Pour en apprendre plus sur la fabrication ce fromage, reconnaissable avec sa forme de cœur, je suis allée visiter l’exploitation agricole du domaine de Merval.

Le Château – Lycée Agricole du Pays de Bray – Domaine de Merval
  • Qu’est-ce que le domaine de Merval ?

L’exploitation agricole du domaine de Merval est située à Brémontier-Merval en pays de Bray sur le site d’un château du XVIIème siècle. La superbe bâtisse accueille le lycée agricole professionnel, elle est entourée de prairies et de vergers. Le domaine s’étend sur 120 hectares et est intégralement en agriculture biologique. 8 personnes y travaillent à temps plein.

Les 85 vaches du domaine sont 100% de race normande. Elles ne mangent que de l’herbe pâture pendant 260 jours. Leur nourriture toute herbe apporte une meilleure valeur nutritionnelle en oméga au lait. Le lait produit est transformé pour les trois quarts en fromage, le quart restant étant vendu à la structure Biolait. Le domaine possède l’agrément pour la fabrication du Neufchâtel depuis 1994.

Le fromage produit est principalement destiné aux crémiers et fromagers pour valoriser le prix du lait et conserver la valeur ajoutée de la ferme. Vous ne trouverez pas de Neufchâtel fermier bio du domaine de Merval en grande distribution. Bertrand Cailly, le directeur de l’exploitation, nous explique qu’il travaille dans une logique autonome et économe. Les achats sont minimisés et tout ce qui se trouve sur le domaine est utilisé.

Voyons maintenant de plus près la fabrication de ce fameux fromage.

  • Comment est fabriqué le Neufchâtel ?

Le Neufchâtel est donc produit dans le Pays de Bray à partir du lait de vaches uniquement de race normande. Ce sont Daniel Jorelle et Roland Samson qui nous guident vers le lieu de traite de la fromagerie.

Les vaches sont tranquillement amenées des pairies vers la laiterie. Là, les pies sont nettoyées avec de la laine de bois à base d’épicéa et de sapin dépoussiéré. C’est naturellement antibactérien. C’est aussi légèrement abrasif mais cela n’enlève pas la kératine protectrice du pie. Ensuite la traite est amorcée à la main pour assouplir les pies. Tout est fait dans le calme en parlant doucement pour ne pas stresser les vaches. En effet le stress rend la traite difficile car les pies deviennent durs.
Il y a deux traites dans la journée, le matin et en fin d’après-midi.

Le lait est rassemblé dans une grande cuve où il sera ensemencé dans la foulée.

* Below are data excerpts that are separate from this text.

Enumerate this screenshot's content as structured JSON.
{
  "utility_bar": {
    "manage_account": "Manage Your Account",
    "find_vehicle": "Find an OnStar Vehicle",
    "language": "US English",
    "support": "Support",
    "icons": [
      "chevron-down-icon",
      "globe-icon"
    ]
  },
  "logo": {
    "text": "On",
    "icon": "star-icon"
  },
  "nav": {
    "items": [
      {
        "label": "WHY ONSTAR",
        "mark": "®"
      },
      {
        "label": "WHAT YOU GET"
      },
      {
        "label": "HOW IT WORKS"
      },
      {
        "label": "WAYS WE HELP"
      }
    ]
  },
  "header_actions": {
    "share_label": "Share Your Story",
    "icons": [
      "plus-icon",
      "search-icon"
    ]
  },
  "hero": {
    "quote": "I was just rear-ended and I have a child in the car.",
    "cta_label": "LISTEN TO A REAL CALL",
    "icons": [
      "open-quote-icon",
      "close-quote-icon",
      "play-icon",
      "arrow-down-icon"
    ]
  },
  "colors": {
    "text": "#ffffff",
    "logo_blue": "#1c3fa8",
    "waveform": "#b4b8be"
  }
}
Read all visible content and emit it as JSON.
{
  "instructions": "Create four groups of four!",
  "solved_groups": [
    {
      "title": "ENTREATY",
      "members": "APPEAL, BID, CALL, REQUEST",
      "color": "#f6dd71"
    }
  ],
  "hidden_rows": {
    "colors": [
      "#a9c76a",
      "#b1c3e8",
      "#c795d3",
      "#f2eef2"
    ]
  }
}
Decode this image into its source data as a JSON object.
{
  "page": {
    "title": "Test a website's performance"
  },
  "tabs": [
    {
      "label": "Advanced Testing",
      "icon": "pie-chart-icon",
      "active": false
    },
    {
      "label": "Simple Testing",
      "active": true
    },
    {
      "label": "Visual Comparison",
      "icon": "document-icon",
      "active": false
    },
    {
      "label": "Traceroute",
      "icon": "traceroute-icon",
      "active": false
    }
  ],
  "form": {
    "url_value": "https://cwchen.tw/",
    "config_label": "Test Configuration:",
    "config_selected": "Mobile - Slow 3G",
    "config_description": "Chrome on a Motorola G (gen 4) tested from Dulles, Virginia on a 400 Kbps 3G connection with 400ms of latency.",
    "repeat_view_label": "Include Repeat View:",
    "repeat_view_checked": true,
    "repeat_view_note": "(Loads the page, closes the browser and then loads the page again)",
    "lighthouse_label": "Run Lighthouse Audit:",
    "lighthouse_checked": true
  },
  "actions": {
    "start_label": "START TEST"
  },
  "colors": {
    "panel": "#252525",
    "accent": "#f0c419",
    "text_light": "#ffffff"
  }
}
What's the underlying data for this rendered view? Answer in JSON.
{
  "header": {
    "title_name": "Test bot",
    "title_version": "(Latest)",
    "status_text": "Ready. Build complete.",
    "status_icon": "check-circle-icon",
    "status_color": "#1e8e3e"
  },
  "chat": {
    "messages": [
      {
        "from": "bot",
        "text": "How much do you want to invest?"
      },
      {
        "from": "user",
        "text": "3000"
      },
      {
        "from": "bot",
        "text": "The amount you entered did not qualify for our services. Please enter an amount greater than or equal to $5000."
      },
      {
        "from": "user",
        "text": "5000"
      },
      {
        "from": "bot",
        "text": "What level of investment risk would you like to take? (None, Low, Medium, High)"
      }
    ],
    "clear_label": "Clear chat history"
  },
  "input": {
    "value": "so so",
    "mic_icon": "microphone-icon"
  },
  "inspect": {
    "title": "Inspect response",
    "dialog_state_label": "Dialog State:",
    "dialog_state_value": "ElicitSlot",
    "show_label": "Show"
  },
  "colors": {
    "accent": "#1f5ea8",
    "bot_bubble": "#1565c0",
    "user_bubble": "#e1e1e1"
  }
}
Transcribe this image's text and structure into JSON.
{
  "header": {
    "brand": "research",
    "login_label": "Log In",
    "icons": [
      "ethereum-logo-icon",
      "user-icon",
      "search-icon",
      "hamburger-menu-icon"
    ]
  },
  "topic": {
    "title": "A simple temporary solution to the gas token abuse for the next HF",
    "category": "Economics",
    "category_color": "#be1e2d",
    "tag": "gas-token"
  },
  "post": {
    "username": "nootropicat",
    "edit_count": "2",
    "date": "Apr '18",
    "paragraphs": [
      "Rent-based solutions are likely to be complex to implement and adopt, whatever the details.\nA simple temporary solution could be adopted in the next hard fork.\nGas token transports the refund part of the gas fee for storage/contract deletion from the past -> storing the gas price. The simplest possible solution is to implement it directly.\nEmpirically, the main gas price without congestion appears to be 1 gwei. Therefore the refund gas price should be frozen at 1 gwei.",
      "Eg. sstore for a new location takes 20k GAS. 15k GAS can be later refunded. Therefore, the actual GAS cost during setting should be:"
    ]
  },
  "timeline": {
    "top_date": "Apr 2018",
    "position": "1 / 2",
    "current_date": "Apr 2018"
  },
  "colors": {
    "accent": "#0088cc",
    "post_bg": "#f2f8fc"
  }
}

Le lait est à température de sortie de pie, il n’est pas chauffé puisque le Neufchâtel est au lait cru. Il restera ainsi pendant 24 heures. Une acidification lactique se produit et fait cailler le lait. Celui-ci prend alors en masse.

Le caillé est ensuite mis à égoutter dans des sacs pendant 24 heures pour éliminer le lactosérum. C’est Fabienne Dutot, responsable de la fromagerie, qui vérifie les sacs en les tâtant. Ils sont remués plusieurs fois dans la journée puis doucement pressés. Il peut y avoir des différences de prise suivant l’herbe mangée par les vaches.

Les caillés sont mélangés et additionnés de sel dans un pétrin (cela ressemble à un Kitchen Aid géant comme en boulangerie). Chaque producteur a son propre taux de sel. Le malaxage rend la pâte souple et homogène. Les pâtes du matin et du soir peuvent être mélangées avant le moulage.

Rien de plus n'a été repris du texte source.